Because it is made from the so-called first pressing of sugar cane, and not subjected to the bleaching process that makes refined sugar white, turbinado does indeed maintain its possession of a few nutrients like iron and calcium. But in a teaspoon serving, you’re getting under a milligram of nutrients – hardly enough to make a dent in your daily intake. Finally, many people might be surprised to learn that turbinado is calorically identical to white sugar.

Honey

One of the natural world’s simple wonders, honey is the regurgitated flower nectar of a colony of bees – a communal floral vomit pit. But with that said, honey is one of the more redeeming sweeteners available. Though the nutrient content is small, honey contains vitamin C and magnesium, as well as antioxidants and molecules that aid the human body in local allergen resistance. But a teaspoon of honey actually contains 21 calories compared to white sugar’s 16. And what’s more, honey consumption can lead to gas and abdominal cramping.

Agave syrup

One of the more recent additions to the sweetener hivemind, agave is a form of sugar derived from the same plant that tequila is made from. It looks like a thin sort of honey, but tastes quite sweeter. Agave is a confusing one when it comes to its perceived wellness value. On the one hand, agave is composed of 84% fructose (white sugar is a 50/50 fructose/sucrose split). This means agave has a lower glycemic index, and can be a useful food in a diabetic’s tool belt. But here’s the rub: fructose can only be digested in the liver, and sparingly at that. Any unprocessed fructose that doesn’t make it through the liver is converted within the body to fat. And like honey, agave has 5 more calories than white sugar per teaspoon.

Maple syrup

What’s not to love about the boiled sap of the maple tree?
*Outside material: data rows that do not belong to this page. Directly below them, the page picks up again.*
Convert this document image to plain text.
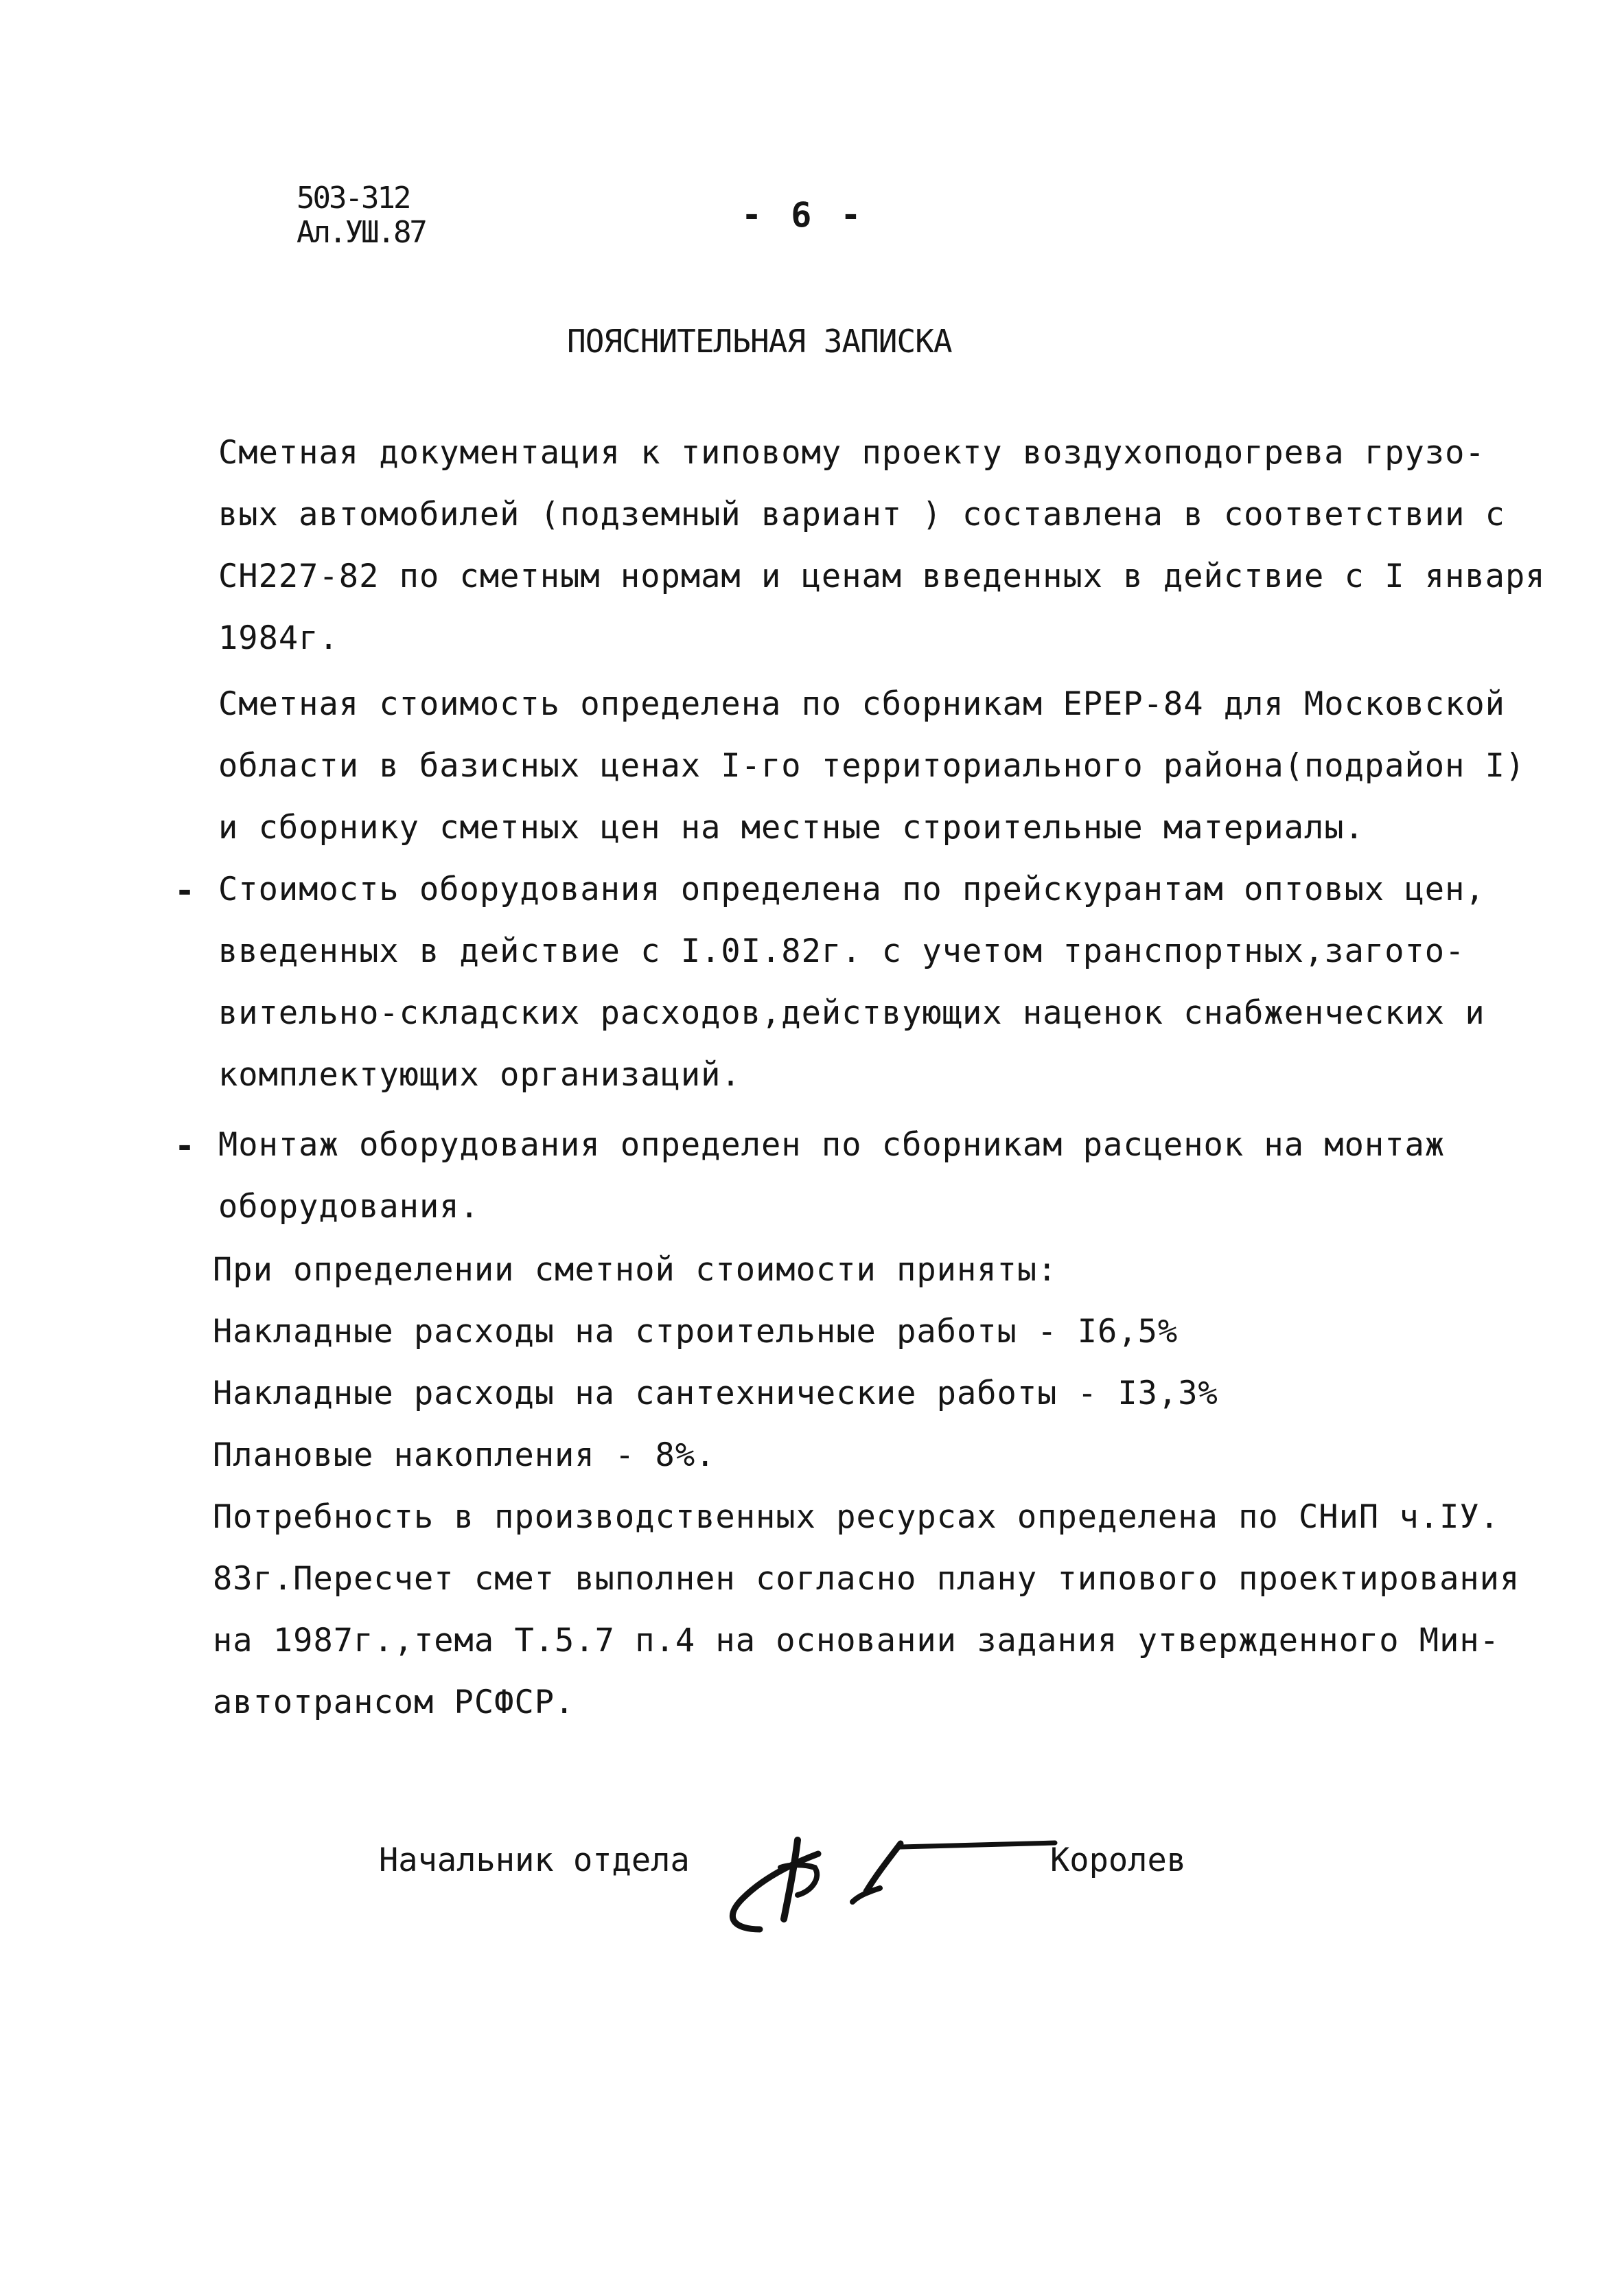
503-312
Ал.УШ.87	- 6 -
ПОЯСНИТЕЛЬНАЯ ЗАПИСКА
Сметная документация к типовому проекту воздухоподогрева грузо-
вых автомобилей (подземный вариант ) составлена в соответствии с
СН227-82 по сметным нормам и ценам введенных в действие с I января
1984г.
Сметная стоимость определена по сборникам ЕРЕР-84 для Московской
области в базисных ценах I-го территориального района(подрайон I)
и сборнику сметных цен на местные строительные материалы.
- Стоимость оборудования определена по прейскурантам оптовых цен,
введенных в действие с I.0I.82г. с учетом транспортных,загото-
вительно-складских расходов,действующих наценок снабженческих и
комплектующих организаций.
- Монтаж оборудования определен по сборникам расценок на монтаж
оборудования.
При определении сметной стоимости приняты:
Накладные расходы на строительные работы - I6,5%
Накладные расходы на сантехнические работы - I3,3%
Плановые накопления - 8%.
Потребность в производственных ресурсах определена по СНиП ч.IУ.
83г.Пересчет смет выполнен согласно плану типового проектирования
на 1987г.,тема Т.5.7 п.4 на основании задания утвержденного Мин-
автотрансом РСФСР.
Начальник отдела	Королев
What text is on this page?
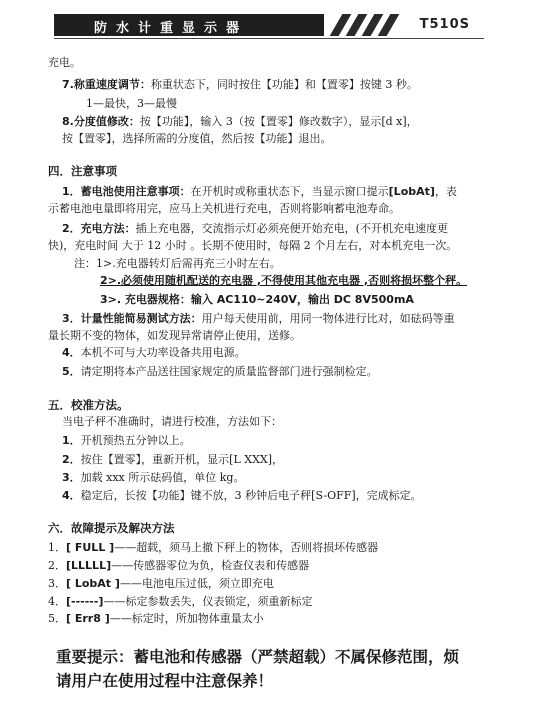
防水计重显示器	T510S
充电。
7.称重速度调节：称重状态下，同时按住【功能】和【置零】按键 3 秒。
1—最快，3—最慢
8.分度值修改：按【功能】，输入 3（按【置零】修改数字），显示[d x]，
按【置零】，选择所需的分度值，然后按【功能】退出。
四．注意事项
1．蓄电池使用注意事项：在开机时或称重状态下，当显示窗口提示[LobAt]，表
示蓄电池电量即将用完，应马上关机进行充电，否则将影响蓄电池寿命。
2．充电方法：插上充电器，交流指示灯必须亮便开始充电，(不开机充电速度更
快)，充电时间 大于 12 小时 。长期不使用时，每隔 2 个月左右，对本机充电一次。
注：1>.充电器转灯后需再充三小时左右。
2>.必须使用随机配送的充电器 ,不得使用其他充电器 ,否则将损坏整个秤。
3>. 充电器规格：输入 AC110~240V，输出 DC 8V500mA
3．计量性能简易测试方法：用户每天使用前，用同一物体进行比对，如砝码等重
量长期不变的物体，如发现异常请停止使用，送修。
4．本机不可与大功率设备共用电源。
5．请定期将本产品送往国家规定的质量监督部门进行强制检定。
五．校准方法。
当电子秤不准确时，请进行校准，方法如下：
1．开机预热五分钟以上。
2．按住【置零】，重新开机，显示[L XXX]，
3．加载 xxx 所示砝码值，单位 kg。
4．稳定后，长按【功能】键不放，3 秒钟后电子秤[S-OFF]，完成标定。
六．故障提示及解决方法
1．[ FULL ]——超载，须马上撤下秤上的物体，否则将损坏传感器
2．[LLLLL]——传感器零位为负，检查仪表和传感器
3．[ LobAt ]——电池电压过低，须立即充电
4．[------]——标定参数丢失，仪表锁定，须重新标定
5．[ Err8 ]——标定时，所加物体重量太小
重要提示：蓄电池和传感器（严禁超载）不属保修范围，烦
请用户在使用过程中注意保养！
Well, besides the literal description there. maple syrup is unique among sweeteners for its delicate, unmistakable taste. Where other sweeteners taste largely like iterations of one another, maple possesses a certain elegant something extra. And as far as sugars go, maple is relatively rich in nutrients. Zinc, calcium, riboflavin, and magnesium are all there in the amber liquid, along with some scattershot antioxidants. But much like turbinado, there’s no way you could consume enough maple syrup in a day to ever get a meaningful amount of those nutrients.

Stevia

Along with agave, stevia has risen to cafe milk station prominence in recent years thanks to its perceived wellness halo. And like agave, the truth about stevia’s health benefits are largely misunderstood and somewhat questionable. Stevia contains zero calories, and naturally at that. The sweetener made from the extracted leaves of the stevia plant is 300 times sweeter than white sugar, even as it has zero impact on your body’s blood-sugar levels. But consumer-ready stevia often contains sugar alcohols, a type of non-digestible carbohydrate that can wreak havoc upon your digestive system, causing cramping, bloating and gas as it moves through your body.

Coconut sugar

Along with turbinado and maple, coconut sugar rounds out the trifecta of sweeteners with minimal nutrients that have been effectively marketed to appear dramatically more bountiful. Granulated crystals formed by harvesting the sap of the coconut tree contain potassium, phosphorus, magnesium and calcium, but in such tiny amounts that you would have to consume a ¼ of a cup of sugar to experience any sort of impact. Coconut sugar contains less fructose than most of the options on this list, making it easier on your liver. But on the flip side, that means that it is higher in blood sugar-spiking sucrose.